Give me a call if you are interested.

1-800-473-1748
1-216-577-7087

Thanks,
Frank Kittrick
yknotfrank


----------



## TeamClose (May 23, 2005)

No wonder its getting hard to find enough bait just to go fishing


----------



## fishdealer04 (Aug 27, 2006)

When you say that you cured them do you mean you dried them or something? Do they still smell like shad and have all the oil/blood/juices?


----------



## yknotfrank (Apr 10, 2004)

They are cured the same as salmon eggs. They retain their juices. Some oil comes out, but yes, they still smell like shad. Anyone who goes into my barn will attest. They are still firm and flexible and will stay on a hook. The 4" to 9" shad take about a week to cure in this weather. The big ones, 10" to 16", will take about 2 weeks. I have some that weigh almost 3 pounds.


----------



## Lewzer (Apr 5, 2004)

Are they Lake Erie shad? We can't use them inland if they are due to VHS.

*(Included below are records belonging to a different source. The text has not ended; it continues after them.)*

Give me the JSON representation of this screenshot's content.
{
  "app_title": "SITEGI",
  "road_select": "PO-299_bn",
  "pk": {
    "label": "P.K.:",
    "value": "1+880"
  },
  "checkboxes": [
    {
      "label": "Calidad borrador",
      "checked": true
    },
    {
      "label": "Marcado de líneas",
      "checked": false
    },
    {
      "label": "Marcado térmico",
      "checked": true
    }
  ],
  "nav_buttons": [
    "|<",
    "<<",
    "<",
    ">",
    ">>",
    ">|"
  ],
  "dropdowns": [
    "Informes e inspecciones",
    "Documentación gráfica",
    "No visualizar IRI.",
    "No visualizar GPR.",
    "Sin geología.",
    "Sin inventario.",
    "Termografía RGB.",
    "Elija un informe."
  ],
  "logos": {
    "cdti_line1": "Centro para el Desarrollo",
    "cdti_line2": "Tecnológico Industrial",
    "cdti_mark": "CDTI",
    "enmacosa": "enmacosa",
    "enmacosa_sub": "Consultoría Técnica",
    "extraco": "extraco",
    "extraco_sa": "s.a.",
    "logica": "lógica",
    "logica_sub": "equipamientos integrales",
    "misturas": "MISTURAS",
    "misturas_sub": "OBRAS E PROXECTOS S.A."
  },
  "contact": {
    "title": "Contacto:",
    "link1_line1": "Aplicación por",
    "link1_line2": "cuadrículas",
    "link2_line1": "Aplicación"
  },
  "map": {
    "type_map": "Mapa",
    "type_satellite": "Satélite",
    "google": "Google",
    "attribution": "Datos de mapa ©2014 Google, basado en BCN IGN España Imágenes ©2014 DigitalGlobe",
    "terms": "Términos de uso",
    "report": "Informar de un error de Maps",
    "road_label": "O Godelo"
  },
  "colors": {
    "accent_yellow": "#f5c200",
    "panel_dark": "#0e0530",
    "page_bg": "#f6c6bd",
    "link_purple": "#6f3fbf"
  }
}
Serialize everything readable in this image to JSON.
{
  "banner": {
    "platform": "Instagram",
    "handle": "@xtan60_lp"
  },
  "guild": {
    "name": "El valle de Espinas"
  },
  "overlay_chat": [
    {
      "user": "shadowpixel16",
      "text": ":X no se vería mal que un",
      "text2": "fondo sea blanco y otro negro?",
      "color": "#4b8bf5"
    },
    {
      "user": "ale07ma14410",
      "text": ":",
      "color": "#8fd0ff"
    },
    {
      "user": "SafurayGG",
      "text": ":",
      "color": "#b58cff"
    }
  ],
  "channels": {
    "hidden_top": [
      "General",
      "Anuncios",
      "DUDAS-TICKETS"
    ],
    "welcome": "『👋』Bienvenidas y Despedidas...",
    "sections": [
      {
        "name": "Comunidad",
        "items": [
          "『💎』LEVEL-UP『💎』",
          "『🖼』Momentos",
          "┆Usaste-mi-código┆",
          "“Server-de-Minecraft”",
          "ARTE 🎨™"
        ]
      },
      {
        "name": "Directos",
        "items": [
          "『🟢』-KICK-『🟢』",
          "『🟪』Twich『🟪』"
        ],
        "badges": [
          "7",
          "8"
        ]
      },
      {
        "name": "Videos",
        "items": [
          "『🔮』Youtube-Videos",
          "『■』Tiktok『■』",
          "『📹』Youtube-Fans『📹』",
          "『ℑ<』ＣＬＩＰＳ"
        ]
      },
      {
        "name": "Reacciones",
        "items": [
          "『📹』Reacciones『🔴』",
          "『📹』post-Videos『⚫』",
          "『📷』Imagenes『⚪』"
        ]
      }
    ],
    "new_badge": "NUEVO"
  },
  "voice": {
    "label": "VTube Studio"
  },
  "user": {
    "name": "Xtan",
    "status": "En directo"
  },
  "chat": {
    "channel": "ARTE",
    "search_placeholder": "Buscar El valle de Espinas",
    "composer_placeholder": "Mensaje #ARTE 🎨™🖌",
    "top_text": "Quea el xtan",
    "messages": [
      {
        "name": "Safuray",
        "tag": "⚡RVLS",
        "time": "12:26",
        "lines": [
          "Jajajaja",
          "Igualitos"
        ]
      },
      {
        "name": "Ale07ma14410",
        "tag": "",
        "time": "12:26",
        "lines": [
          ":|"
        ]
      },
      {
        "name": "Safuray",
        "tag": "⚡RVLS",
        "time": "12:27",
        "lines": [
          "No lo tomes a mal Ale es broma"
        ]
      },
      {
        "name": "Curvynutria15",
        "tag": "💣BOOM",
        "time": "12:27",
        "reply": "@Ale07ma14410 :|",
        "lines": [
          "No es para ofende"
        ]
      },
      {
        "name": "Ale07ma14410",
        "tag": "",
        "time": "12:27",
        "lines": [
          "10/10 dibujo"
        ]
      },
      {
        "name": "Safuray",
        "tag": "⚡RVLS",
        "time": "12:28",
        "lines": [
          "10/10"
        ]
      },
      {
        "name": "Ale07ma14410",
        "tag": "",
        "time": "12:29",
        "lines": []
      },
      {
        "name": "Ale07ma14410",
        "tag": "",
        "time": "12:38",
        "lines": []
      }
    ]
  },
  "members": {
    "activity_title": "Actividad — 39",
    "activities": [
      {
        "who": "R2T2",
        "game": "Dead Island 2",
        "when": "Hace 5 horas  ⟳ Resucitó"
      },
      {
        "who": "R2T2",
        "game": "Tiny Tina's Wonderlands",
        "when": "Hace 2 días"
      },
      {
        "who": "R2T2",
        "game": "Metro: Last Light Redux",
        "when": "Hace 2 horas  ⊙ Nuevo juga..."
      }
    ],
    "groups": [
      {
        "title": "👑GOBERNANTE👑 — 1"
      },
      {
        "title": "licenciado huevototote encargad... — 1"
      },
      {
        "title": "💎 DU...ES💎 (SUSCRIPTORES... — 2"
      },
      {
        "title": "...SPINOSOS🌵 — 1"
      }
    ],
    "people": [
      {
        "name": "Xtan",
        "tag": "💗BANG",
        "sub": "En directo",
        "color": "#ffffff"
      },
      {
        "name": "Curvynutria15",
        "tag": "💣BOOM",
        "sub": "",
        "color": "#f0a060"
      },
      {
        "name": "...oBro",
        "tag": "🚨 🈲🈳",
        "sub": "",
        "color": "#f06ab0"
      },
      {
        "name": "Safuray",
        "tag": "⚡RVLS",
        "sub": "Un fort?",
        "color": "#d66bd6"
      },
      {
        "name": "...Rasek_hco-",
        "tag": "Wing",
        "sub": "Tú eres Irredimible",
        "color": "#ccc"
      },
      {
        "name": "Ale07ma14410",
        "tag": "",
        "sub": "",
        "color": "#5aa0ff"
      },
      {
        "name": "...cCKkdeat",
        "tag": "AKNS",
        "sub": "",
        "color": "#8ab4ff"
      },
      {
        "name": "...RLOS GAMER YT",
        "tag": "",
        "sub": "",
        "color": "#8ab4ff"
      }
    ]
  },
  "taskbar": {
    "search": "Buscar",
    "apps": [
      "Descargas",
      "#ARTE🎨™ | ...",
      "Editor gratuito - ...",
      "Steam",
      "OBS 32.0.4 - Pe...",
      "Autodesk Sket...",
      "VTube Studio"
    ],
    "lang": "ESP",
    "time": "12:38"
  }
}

I bummed because I used to collect LE shad every November for the next summer's catfishing. Haven't been allowed to do that for a couple of years now. Looking for a new inland shad source.


----------



## yknotfrank (Apr 10, 2004)

I talked to the ODNR about the VHS and was told that because these are dead and cured there was no problem.


----------



## Lewzer (Apr 5, 2004)

http://www.agri.ohio.gov/public_docs/news/2009/06-09-09 VHS Release - final.pdf




_Kaleigh Frazier, ODA Public Information Officer, 614-728-6211 _​_Beth Ruth, ODNR Public Information Officer, 614-265-6860 _


PM sent to you.


----------



## Catproinnovations (Dec 8, 2009)

TeamClose said:


> No wonder its getting hard to find enough bait just to go fishing


Yah.....???? LOL!! their just sooo hard to find LMAO!!!!


----------



## Eugene (Jun 23, 2004)

Whatever you do with Lake Erie or Clear Fork fish, be certain to strictly adhere to the current letter of VHS law as expressed in the Ohio Department of Agriculture's VHS proclamation. Here is the direct link to the full current version:
http://www.agri.ohio.gov/public_docs/news/2009/VHS Proclamation.pdf

Watch for any updates to be posted here (the latest incarnation is linked following the title "2009 VHS Proclamation Extension"):
http://www.ncrac.org/Info/StateImportRegs/ohio.htm#VHS


----------